Après le Requiem de Mozart la veille, retour au Kulturpalast et aux vertus pacificatrices de la musique avec le lancement du Dresdner Musikfestspiele, devenu depuis sa création en 1978 un des plus grands festivals de musique classique en Allemagne. Le thème de cette 48e édition, « Liebe » (l’amour), jusqu’au 14 juin 2025, vise à promouvoir un message – non superflu en nos temps belliqueux – de compréhension et de paix.
L’aspiration humaine à l’innocence retrouvée, telle que l’exprime la quatrième symphonie de Mahler, répond à ce vœu pieux. Chaque mouvement de cette partition, pensée comme un chemin vers l’apaisement, prépare le terrain pour le chant final qui décrit le paradis vu par un enfant.
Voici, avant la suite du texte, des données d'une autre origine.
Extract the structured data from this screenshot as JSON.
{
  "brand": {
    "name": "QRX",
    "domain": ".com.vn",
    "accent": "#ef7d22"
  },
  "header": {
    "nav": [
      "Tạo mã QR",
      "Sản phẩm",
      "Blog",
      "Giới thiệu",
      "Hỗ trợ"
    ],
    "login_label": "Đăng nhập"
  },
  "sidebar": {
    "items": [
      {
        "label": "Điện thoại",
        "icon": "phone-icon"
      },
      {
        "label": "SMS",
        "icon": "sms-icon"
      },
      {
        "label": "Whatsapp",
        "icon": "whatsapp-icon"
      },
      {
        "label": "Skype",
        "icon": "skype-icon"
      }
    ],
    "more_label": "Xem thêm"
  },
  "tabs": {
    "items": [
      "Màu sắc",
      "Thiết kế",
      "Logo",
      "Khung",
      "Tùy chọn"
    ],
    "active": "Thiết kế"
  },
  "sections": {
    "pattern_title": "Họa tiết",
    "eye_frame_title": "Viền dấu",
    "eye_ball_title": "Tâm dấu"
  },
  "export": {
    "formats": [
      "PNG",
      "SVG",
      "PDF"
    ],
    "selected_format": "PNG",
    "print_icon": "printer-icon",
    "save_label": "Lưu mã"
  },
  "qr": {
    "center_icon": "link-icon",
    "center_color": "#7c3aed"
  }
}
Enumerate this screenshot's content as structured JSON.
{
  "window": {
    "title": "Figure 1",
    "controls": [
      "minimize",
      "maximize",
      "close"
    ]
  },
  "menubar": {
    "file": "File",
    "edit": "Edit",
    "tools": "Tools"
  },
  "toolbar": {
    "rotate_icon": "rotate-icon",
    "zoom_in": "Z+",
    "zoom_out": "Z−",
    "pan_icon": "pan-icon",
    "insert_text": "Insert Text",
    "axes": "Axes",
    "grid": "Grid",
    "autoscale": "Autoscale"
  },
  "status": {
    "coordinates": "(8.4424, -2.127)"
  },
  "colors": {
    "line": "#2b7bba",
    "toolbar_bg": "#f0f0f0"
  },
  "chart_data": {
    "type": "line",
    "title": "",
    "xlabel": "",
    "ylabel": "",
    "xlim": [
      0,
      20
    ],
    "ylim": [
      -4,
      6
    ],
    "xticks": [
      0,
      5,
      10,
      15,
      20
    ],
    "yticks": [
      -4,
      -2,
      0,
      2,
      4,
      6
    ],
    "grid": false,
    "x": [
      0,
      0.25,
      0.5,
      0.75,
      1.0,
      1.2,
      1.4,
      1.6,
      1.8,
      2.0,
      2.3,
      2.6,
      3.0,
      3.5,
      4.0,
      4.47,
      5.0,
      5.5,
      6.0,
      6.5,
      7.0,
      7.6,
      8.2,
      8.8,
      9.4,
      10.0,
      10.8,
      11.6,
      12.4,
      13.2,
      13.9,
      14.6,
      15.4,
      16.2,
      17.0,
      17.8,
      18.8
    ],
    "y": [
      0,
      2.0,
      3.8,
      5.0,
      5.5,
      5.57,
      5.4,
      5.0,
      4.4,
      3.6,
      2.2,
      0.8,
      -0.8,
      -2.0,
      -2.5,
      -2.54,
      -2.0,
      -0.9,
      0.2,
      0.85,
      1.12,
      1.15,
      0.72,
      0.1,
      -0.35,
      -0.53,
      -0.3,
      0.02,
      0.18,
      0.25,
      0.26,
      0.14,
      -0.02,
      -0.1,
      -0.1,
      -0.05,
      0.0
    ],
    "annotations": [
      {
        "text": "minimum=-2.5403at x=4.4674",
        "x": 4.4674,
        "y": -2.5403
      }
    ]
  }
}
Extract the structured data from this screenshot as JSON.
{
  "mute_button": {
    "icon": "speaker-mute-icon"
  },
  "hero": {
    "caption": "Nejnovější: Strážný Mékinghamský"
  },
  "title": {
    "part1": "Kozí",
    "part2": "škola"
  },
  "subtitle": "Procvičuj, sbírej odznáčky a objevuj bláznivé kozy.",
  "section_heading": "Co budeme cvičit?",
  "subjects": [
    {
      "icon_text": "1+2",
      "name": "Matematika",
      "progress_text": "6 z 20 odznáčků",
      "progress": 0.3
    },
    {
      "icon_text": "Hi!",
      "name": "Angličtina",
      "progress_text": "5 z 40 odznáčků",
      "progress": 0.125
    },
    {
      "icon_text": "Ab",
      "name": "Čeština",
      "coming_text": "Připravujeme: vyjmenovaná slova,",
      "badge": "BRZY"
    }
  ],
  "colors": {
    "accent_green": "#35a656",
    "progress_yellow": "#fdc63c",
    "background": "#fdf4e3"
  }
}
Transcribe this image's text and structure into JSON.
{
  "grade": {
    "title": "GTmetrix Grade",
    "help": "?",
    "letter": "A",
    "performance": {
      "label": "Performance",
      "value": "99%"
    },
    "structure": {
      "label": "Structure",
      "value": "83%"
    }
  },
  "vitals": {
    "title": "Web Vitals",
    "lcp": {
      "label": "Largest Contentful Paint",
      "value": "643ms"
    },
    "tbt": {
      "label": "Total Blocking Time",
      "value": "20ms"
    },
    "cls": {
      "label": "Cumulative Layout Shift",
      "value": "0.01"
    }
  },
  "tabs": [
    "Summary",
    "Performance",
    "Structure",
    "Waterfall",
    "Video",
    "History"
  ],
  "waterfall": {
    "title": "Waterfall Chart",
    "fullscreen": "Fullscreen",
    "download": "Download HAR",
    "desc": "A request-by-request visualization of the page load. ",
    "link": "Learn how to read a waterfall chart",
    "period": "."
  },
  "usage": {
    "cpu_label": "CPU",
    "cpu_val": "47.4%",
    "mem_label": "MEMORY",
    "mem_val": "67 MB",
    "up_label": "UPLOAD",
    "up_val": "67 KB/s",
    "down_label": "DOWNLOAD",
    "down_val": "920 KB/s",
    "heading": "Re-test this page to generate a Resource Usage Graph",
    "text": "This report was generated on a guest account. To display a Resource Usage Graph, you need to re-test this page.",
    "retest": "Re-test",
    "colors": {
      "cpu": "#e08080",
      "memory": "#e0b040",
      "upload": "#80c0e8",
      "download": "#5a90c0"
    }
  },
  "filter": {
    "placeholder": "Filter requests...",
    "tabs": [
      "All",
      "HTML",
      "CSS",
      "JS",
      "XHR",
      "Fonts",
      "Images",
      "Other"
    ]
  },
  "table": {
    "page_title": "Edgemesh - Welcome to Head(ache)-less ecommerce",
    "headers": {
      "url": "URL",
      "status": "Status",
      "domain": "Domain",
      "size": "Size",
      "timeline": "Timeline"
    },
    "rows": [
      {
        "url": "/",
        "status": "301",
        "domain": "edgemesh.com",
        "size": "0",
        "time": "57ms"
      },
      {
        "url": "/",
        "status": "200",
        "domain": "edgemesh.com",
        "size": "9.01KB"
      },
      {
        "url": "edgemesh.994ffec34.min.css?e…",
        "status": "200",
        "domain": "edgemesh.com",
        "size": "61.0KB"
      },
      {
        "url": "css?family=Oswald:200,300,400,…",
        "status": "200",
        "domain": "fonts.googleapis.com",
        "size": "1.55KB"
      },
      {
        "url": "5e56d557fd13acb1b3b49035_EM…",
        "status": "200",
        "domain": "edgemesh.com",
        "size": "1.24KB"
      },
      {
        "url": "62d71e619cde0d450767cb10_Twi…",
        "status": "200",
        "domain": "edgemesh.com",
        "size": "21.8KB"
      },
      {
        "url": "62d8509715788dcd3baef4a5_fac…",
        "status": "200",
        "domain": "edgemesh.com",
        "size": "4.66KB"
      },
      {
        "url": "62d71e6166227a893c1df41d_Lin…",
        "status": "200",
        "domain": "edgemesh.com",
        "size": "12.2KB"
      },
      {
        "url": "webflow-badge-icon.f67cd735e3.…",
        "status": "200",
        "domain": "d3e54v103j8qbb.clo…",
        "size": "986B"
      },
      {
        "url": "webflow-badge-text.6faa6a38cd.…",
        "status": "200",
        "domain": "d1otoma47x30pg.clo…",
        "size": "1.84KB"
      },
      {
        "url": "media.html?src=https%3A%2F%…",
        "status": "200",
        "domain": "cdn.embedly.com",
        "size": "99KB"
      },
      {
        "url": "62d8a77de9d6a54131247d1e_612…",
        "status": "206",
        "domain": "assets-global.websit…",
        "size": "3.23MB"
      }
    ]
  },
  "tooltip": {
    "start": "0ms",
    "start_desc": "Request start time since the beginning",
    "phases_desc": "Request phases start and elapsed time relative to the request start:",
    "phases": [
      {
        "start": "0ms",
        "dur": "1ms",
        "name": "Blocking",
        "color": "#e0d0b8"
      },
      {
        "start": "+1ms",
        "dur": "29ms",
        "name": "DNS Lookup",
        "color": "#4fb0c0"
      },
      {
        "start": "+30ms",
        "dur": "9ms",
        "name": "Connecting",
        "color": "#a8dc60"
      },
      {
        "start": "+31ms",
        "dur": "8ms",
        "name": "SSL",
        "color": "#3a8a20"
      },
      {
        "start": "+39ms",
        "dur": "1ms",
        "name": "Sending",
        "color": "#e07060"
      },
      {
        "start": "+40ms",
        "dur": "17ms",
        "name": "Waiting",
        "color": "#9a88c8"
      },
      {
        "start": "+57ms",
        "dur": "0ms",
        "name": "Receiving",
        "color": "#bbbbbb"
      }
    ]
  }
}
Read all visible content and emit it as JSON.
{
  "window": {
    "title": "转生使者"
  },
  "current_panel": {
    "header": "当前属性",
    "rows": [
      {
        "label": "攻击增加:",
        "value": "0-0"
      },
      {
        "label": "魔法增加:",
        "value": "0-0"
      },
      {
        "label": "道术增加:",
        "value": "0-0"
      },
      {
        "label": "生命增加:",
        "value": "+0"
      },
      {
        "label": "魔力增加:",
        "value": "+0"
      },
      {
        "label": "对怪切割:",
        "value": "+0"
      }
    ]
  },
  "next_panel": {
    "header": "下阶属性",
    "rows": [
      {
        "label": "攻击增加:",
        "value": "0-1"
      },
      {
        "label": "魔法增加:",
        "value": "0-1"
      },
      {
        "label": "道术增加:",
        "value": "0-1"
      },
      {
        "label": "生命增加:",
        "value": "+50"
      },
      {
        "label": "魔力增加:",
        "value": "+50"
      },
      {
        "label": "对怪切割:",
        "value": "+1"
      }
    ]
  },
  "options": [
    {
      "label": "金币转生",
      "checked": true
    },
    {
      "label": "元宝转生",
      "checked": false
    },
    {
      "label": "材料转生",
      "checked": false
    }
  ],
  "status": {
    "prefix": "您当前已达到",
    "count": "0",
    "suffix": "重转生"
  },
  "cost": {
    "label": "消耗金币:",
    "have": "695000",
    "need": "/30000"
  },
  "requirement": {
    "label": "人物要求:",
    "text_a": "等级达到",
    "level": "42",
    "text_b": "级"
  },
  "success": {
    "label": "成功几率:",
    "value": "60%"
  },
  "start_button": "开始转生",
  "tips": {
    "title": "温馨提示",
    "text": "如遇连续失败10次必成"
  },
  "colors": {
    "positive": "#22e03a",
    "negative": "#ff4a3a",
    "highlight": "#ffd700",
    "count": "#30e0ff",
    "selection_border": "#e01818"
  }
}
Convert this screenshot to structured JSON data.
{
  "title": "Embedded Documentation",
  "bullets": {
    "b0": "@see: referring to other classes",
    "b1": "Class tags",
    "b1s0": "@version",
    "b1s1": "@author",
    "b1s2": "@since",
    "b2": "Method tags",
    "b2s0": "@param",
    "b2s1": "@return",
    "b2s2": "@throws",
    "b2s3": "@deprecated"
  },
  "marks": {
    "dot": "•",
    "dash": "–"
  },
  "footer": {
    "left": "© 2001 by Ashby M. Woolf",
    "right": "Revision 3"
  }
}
Le compositeur autrichien voulait une œuvre plus légère et plus accessible après les vastes dimensions et les effectifs massifs de ses symphonies précédentes. Cette légèreté, Fabio Luisi l’assume jusqu’à estomper l’ironie consubstantielle à la partition. De sa direction ressort d’abord l’élégance virevoltante d’un motif à l’autre à la manière d’une valse – viennoise forcément –, au gré d’un caprice dépourvu d’anxiété, mais non d’inquiétude. Pouvait-on rêver meilleurs musiciens que le NHK Symphony Orchestra pour traduire cette inquiète sérénité. L’éventail des nuances et l’équilibre des dynamiques préservent la transparence, sans écraser la ligne mélodique. Les changements soudains de mode majeur à mineur se font en douceur. La finesse d’articulation à laquelle parviennent les différents pupitres est remarquable de précision : les contre-chants des bois préfèrent une moquerie douce-amère au sarcasme ; les cuivres rayonnent avec parcimonie ; les cordes donnent du relief aux contrastes expressifs tout en préservant l’unité formelle de l’ensemble.
© Oliver Killig
Une telle lecture a pour avantage de ne jamais sombrer dans le caricatural – un des pièges tendus par cette écriture ambivalente, entre grincements et ravissement. Non qu’il y ait pour autant absence de tension – au contraire – ou d’équivoque, mais l’ambiguïté reste bienveillante, gracieuse a-t-on envie d’écrire car c’est dans un état de grâce que l’on accède à l’ultime mouvement – la vision enfantine du paradis. Ying Fang le chante d’une voix claire, toujours musicale. La ligne vocale est soutenue droite, sans vibrato excessif. Seul revers à ce parti pris d’un soprano léger, la projection dans le médium manque de corps. A rebours d’une idée reçue qui voudrait les chanteurs asiatiques moins expressifs, le texte, dans un allemand jugé « très correct » par un locuteur natif, est habillé d’intentions. Le dernier mot s’éteint dans un silence long et profond, de ceux qui signalent, dit-on, le passage d’un ange.